A couple of brilliant lines from the novel before we go to the more usual reviewy kinda stuff.

“Technology from future brought to the past and operated by a genius who’s ahead of his time!”

“That’s a question for another time.”

Writing style

The novel starts with a Japanese folktale and I’m gripped!. But is it fair to be pulled along by another story? I think so! It’s written (as far as I can tell) in Chris’ own words, and the writing blends seamlessly into the main narrative when the folktale reaches its conclusion. It’s brilliantly done!

Chris shows a unique flair with his written word, showing not telling (“His outrage echoes off the damp walls around him.”) and plenty of imagery (e.g. “The younger man has immersed himself in all this information like a dust-blown nomad diving into a water hole.”).

And you’ll note Novikov Windows is written in the present tense. I find this engages me more than when I read in the traditional past tense because it makes the novel more active. I must admit that sometimes I find it quite exhausting (especially coupled with some lengthy dialogue exploring all kinds of time travel ideas) – but this could well be that I’m not used to reading in this tense!

Something about the writing that strikes me is how well Chris changes the point of view of narration from one character to another.
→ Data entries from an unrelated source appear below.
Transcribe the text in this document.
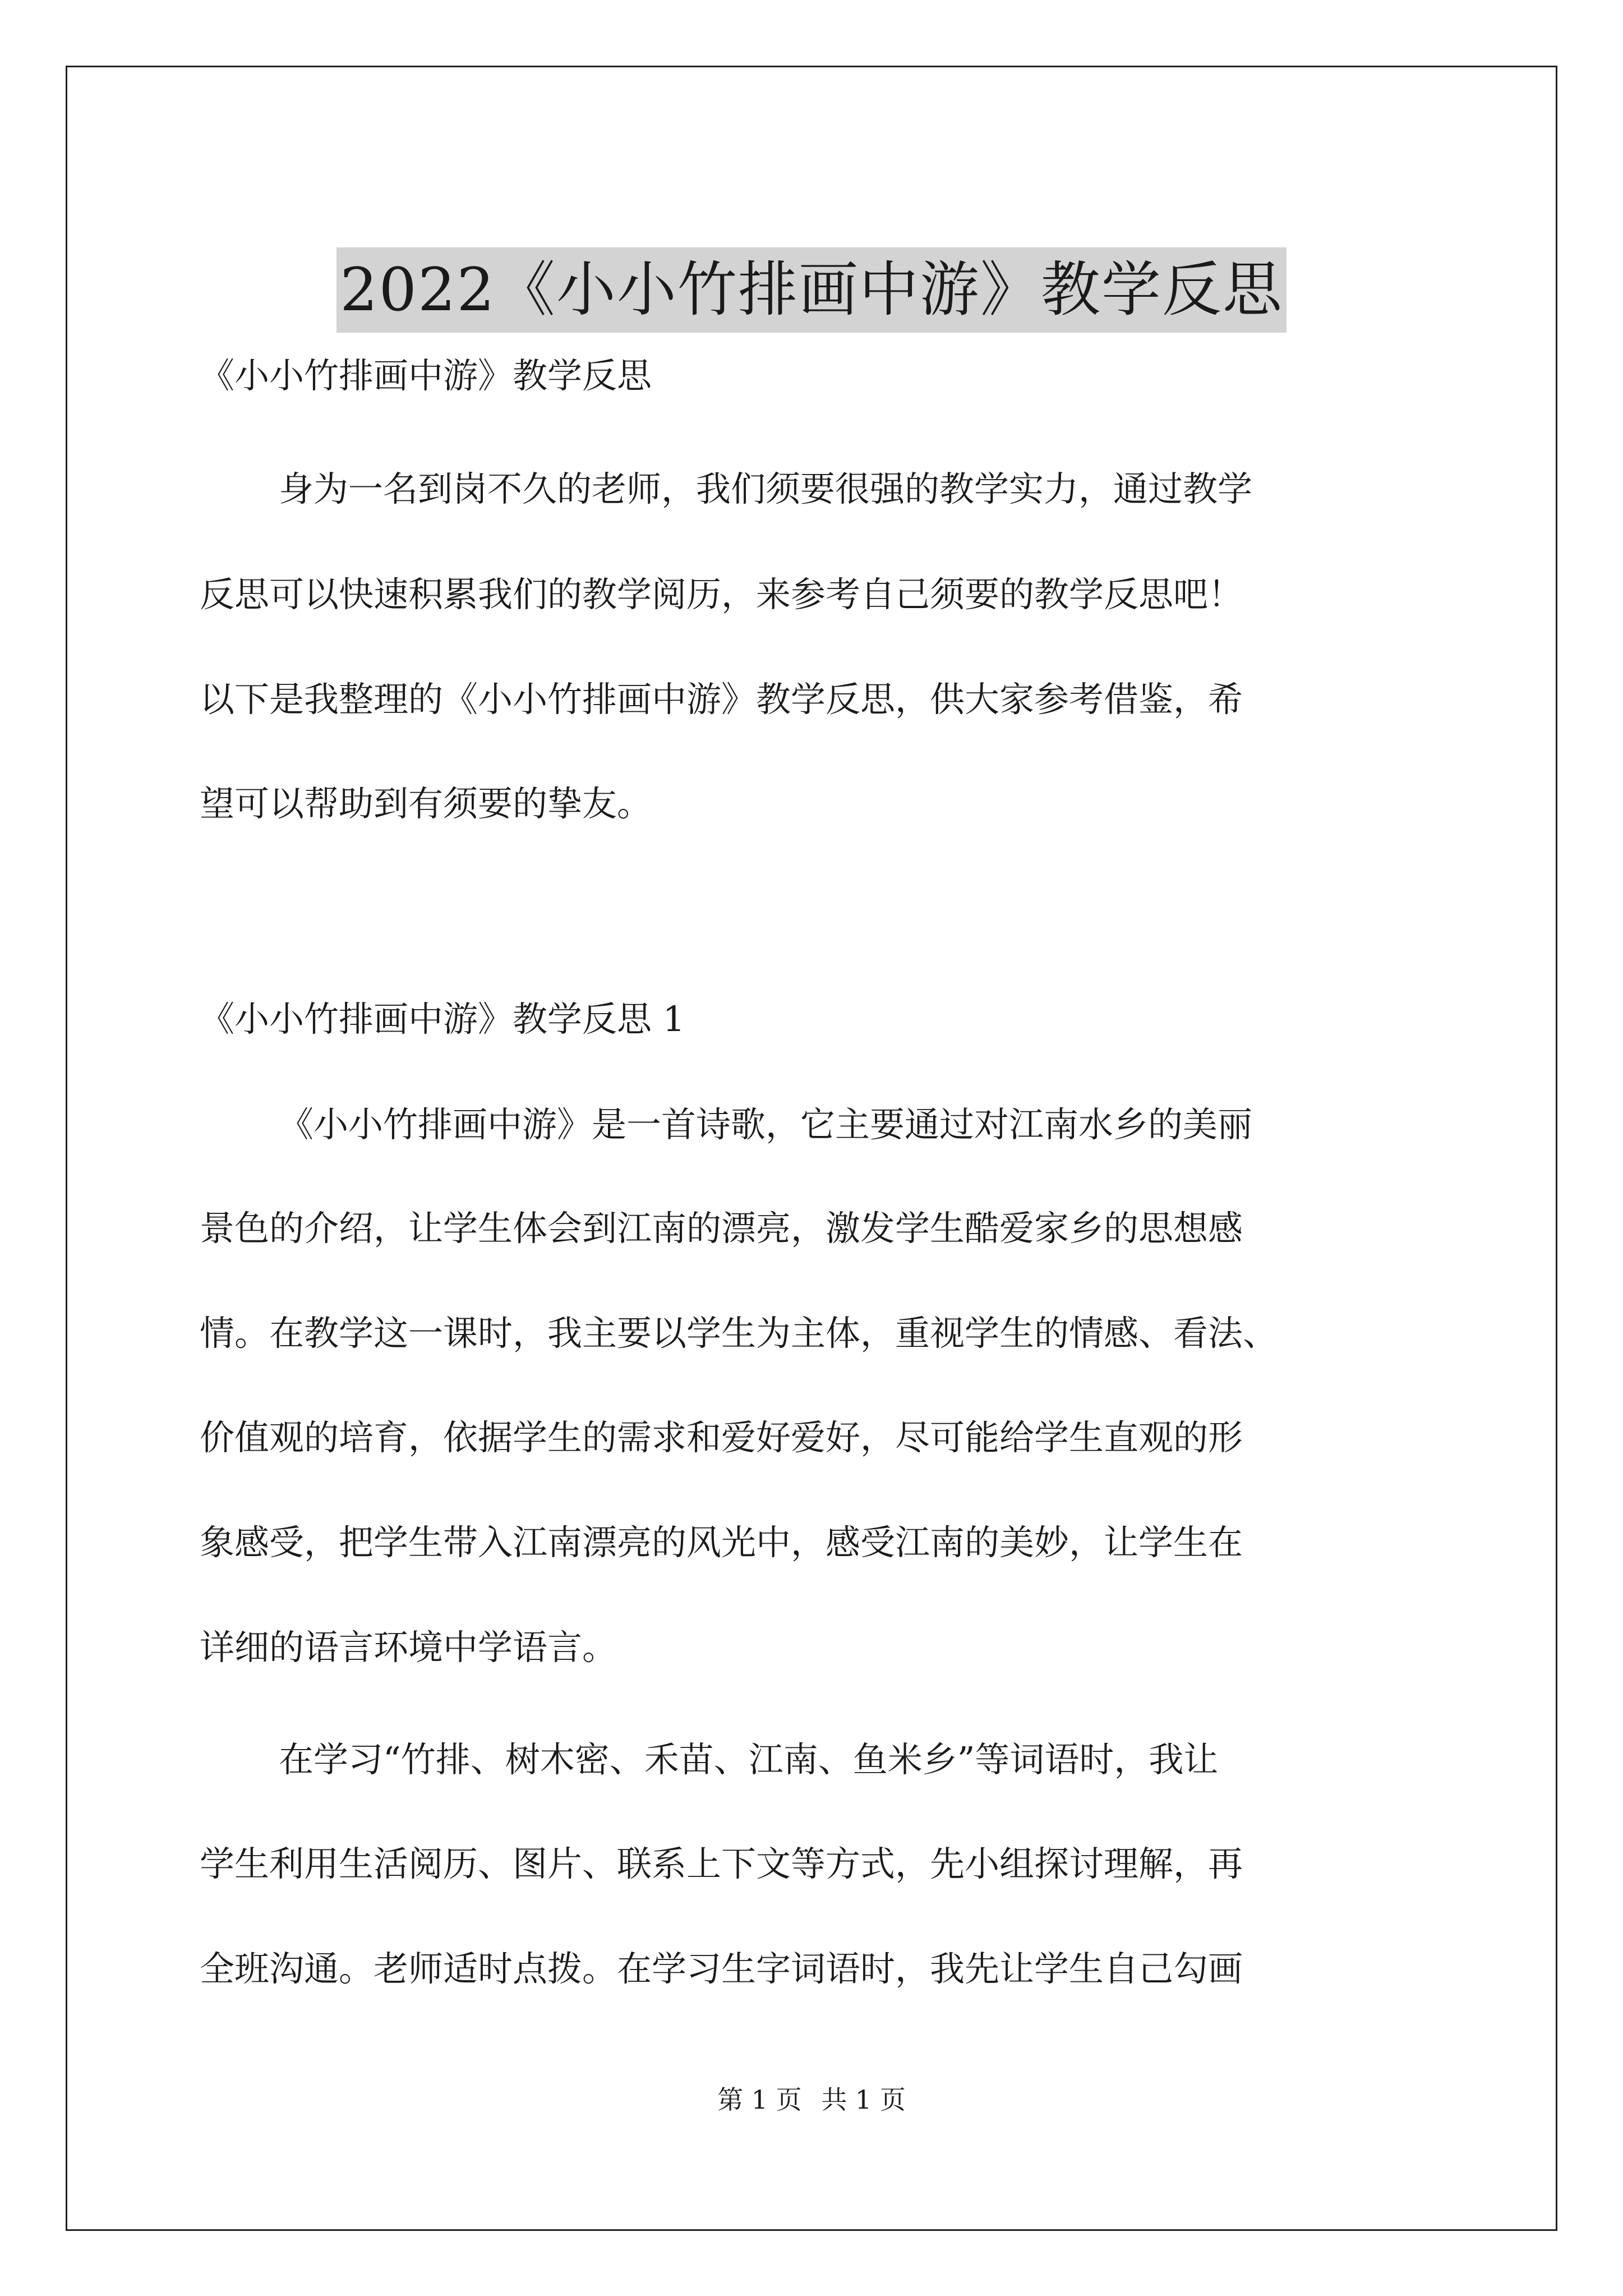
2022《小小竹排画中游》教学反思
《小小竹排画中游》教学反思
身为一名到岗不久的老师，我们须要很强的教学实力，通过教学
反思可以快速积累我们的教学阅历，来参考自己须要的教学反思吧！
以下是我整理的《小小竹排画中游》教学反思，供大家参考借鉴，希
望可以帮助到有须要的挚友。
《小小竹排画中游》教学反思 1
《小小竹排画中游》是一首诗歌，它主要通过对江南水乡的美丽
景色的介绍，让学生体会到江南的漂亮，激发学生酷爱家乡的思想感
情。在教学这一课时，我主要以学生为主体，重视学生的情感、看法、
价值观的培育，依据学生的需求和爱好爱好，尽可能给学生直观的形
象感受，把学生带入江南漂亮的风光中，感受江南的美妙，让学生在
详细的语言环境中学语言。
在学习“竹排、树木密、禾苗、江南、鱼米乡”等词语时，我让
学生利用生活阅历、图片、联系上下文等方式，先小组探讨理解，再
全班沟通。老师适时点拨。在学习生字词语时，我先让学生自己勾画
第 1 页 共 1 页
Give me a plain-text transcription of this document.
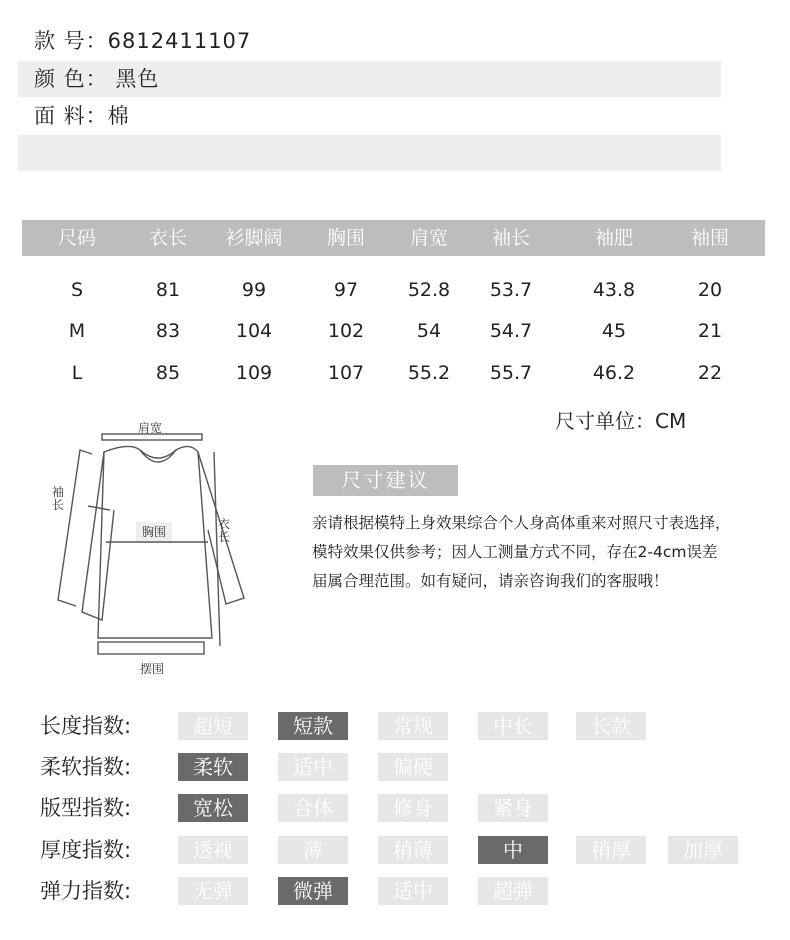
款 号：6812411107
颜 色： 黑色
面 料：棉
尺码	衣长 衫脚阔 胸围 肩宽 袖长	袖肥	袖围
S	81	99	97	52.8 53.7	43.8	20
M	83	104	102	54	54.7	45	21
L	85	109	107 55.2 55.7	46.2	22
尺寸单位：CM
肩宽
袖
长
胸围
衣
长
摆围
尺寸建议
亲请根据模特上身效果综合个人身高体重来对照尺寸表选择，模特效果仅供参考；因人工测量方式不同，存在2-4cm误差届属合理范围。如有疑问，请亲咨询我们的客服哦！
长度指数:	超短	短款	常规	中长	长款
柔软指数:	柔软	适中	偏硬
版型指数:	宽松	合体	修身	紧身
厚度指数:	透视	薄	稍薄	中	稍厚	加厚
弹力指数:	无弹	微弹	适中	超弹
This is quite a common tool authors use to provide the reader with information that one character would know and not another, but the technique is used more fully here because the information now includes a deeper attention to the character’s thoughts about the other character or the situation they face.

Whats in a name?

I struggle with the location names.

Names of places like “Blackwells Rest”, “The Pit” and “Big Shed” make me think of shanty towns and dusty deserts where old bearded men sit on wooden rocking chairs with a pipe and scowl at anything moving that isn’t a tumbleweed. It’s a purely subjective feeling, but I’m yanked right out of scifi mode.

Is it important? Probably not; a place can’t choose its name – and in some ways, I suppose authors must honour this in their world building.

Live review

I’m enjoying the read! And with 31 chapters to go I’m far from finished! I’ll type up my further thoughts as I go along in my pseudo-live review – see you there!